Only Rep. Jim Hansen, R-Utah, came through the 1990 campaign with a surplus - $41,944 after waging a $194,844 race.
At least for Orton and Atwood, most of the money that their campaigns owe is to themselves and not others. Both are relatively wealthy and used personal funds heavily.
Atwood loaned her campaign $120,000 - which reports said had not been repaid, although the campaign had $12,988 of cash on hand. Orton loaned his campaign $63,964, which it has not repaid.
Meanwhile, Snow owes not only himself but also many others money.
Reports showed he loaned his campaign $7,050 from personal funds. He also personally guaranteed loans from Zion National Bank for another $32,500. He also guaranteed another $1,000 loan from Raymond Beckham (who ran for Congress in 1982), and another $1,000 loan from Provo resident Mary Killian.

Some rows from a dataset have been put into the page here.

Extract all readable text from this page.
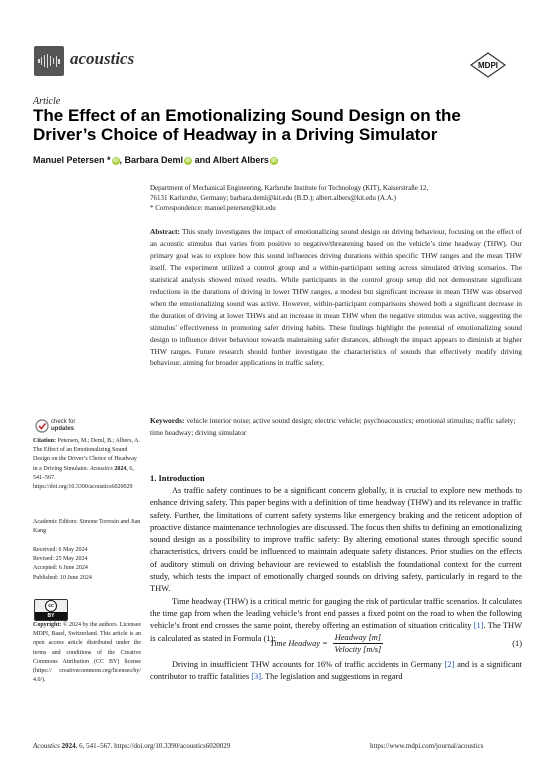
acoustics	MDPI
Article
The Effect of an Emotionalizing Sound Design on the Driver’s Choice of Headway in a Driving Simulator
Manuel Petersen * iD , Barbara Deml iD and Albert Albers iD
Department of Mechanical Engineering, Karlsruhe Institute for Technology (KIT), Kaiserstraße 12,
76131 Karlsruhe, Germany; barbara.deml@kit.edu (B.D.); albert.albers@kit.edu (A.A.)
* Correspondence: manuel.petersen@kit.edu
Abstract: This study investigates the impact of emotionalizing sound design on driving behaviour, focusing on the effect of an acoustic stimulus that varies from positive to negative/threatening based on the vehicle’s time headway (THW). Our primary goal was to explore how this sound influences driving durations within specific THW ranges and the mean THW itself. The experiment utilized a control group and a within-participant setting across simulated driving scenarios. The statistical analysis showed mixed results. While participants in the control group setup did not demonstrate significant reductions in the durations of driving in lower THW ranges, a modest but significant increase in mean THW was observed when the emotionalizing sound was active. However, within-participant comparisons showed both a significant decrease in the duration of driving at lower THWs and an increase in mean THW when the negative stimulus was active, suggesting the stimulus’ effectiveness in promoting safer driving habits. These findings highlight the potential of emotionalizing sound design to influence driver behaviour towards maintaining safer distances, although the impact appears to diminish at higher THW ranges. Future research should further investigate the characteristics of sounds that effectively modify driving behaviour, aiming for broader applications in traffic safety.
Keywords: vehicle interior noise; active sound design; electric vehicle; psychoacoustics; emotional stimulus; traffic safety; time headway; driving simulator
check for
updates
Citation: Petersen, M.; Deml, B.; Albers, A. The Effect of an Emotionalizing Sound Design on the Driver’s Choice of Headway in a Driving Simulator. Acoustics 2024, 6, 541–567. https://doi.org/10.3390/acoustics6020029
Academic Editors: Simone Torresin and Jian Kang
Received: 6 May 2024
Revised: 25 May 2024
Accepted: 6 June 2024
Published: 10 June 2024
cc
BY
Copyright: © 2024 by the authors. Licensee MDPI, Basel, Switzerland. This article is an open access article distributed under the terms and conditions of the Creative Commons Attribution (CC BY) license (https:// creativecommons.org/licenses/by/ 4.0/).
1. Introduction

As traffic safety continues to be a significant concern globally, it is crucial to explore new methods to enhance driving safety. This paper begins with a definition of time headway (THW) and its relevance in traffic safety. Further, the limitations of current safety systems like emergency braking and the reticent adoption of proactive distance maintenance technologies are discussed. The focus then shifts to defining an emotionalizing sound design as a possibility to improve traffic safety: By altering emotional states through specific sound characteristics, drivers could be influenced to maintain adequate safety distances. Prior studies on the effects of auditory stimuli on driving behaviour are reviewed to establish the foundational context for the current study, which tests the impact of emotionally charged sounds on driving safety, particularly in regard to the THW.

Time headway (THW) is a critical metric for gauging the risk of particular traffic scenarios. It calculates the time gap from when the leading vehicle’s front end passes a fixed point on the road to when the following vehicle’s front end crosses the same point, thereby offering an estimation of situation criticality [1]. The THW is calculated as stated in Formula (1):

Time Headway = $\frac{\text{Headway [m]}}{\text{Velocity [m/s]}}$	(1)

Driving in insufficient THW accounts for 16% of traffic accidents in Germany [2] and is a significant contributor to traffic fatalities [3]. The legislation and suggestions in regard

Acoustics 2024, 6, 541–567. https://doi.org/10.3390/acoustics6020029	https://www.mdpi.com/journal/acoustics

That means Snow's campaign owes $41,550 in loans to himself and others. It also owes another $17,411 in bills to a variety of companies and individuals for advertising, printing, car rental, polling and consulting fees.
Snow also ended up donating $1,331 to his campaign after the election to help pay off its debts.
Snow, amazingly, has been able to attract more donations after the election so far to retire his debt than has Orton, the winner. Not counting the money Snow gave his campaign, he raised $5,778 in donations. Orton raised $4,010 - but as the winner should over time easily be able to raise enough money to retire his debt while Snow will likely find that difficult.
Loser Brunsdale has been able to raise only $1,020 after the election to help erase his relatively small debt - and all but $20 of that came from Utah millionaire Ian Cumming, who is known for his support of local Democrats.
Meanwhile, Hansen raised $2,475 after the election to add to his campaign surplus - with $1,750 coming from political action committees of special interests.
That included $500 from the PAC for the Williams Companies of Tulsa, Okla., which are co-owners of the Kern River Gas Transmission Co. It is seeking to build a controversial gas line that would pass through Davis County - where many residents oppose it, and have criticized Hansen for not fighting it harder.
Hansen spokesman Peter Jenks said the campaign refunded that check three weeks ago because the pipeline "is a sensitive subject, and we felt it would be appropriate to not accept it at this time."
Owens has raised $9,640 since the election, with $2,000 of that from PACs - including the American Stores PAC, K mart PAC and the Brotherhood of Railroad Signalmen PAC.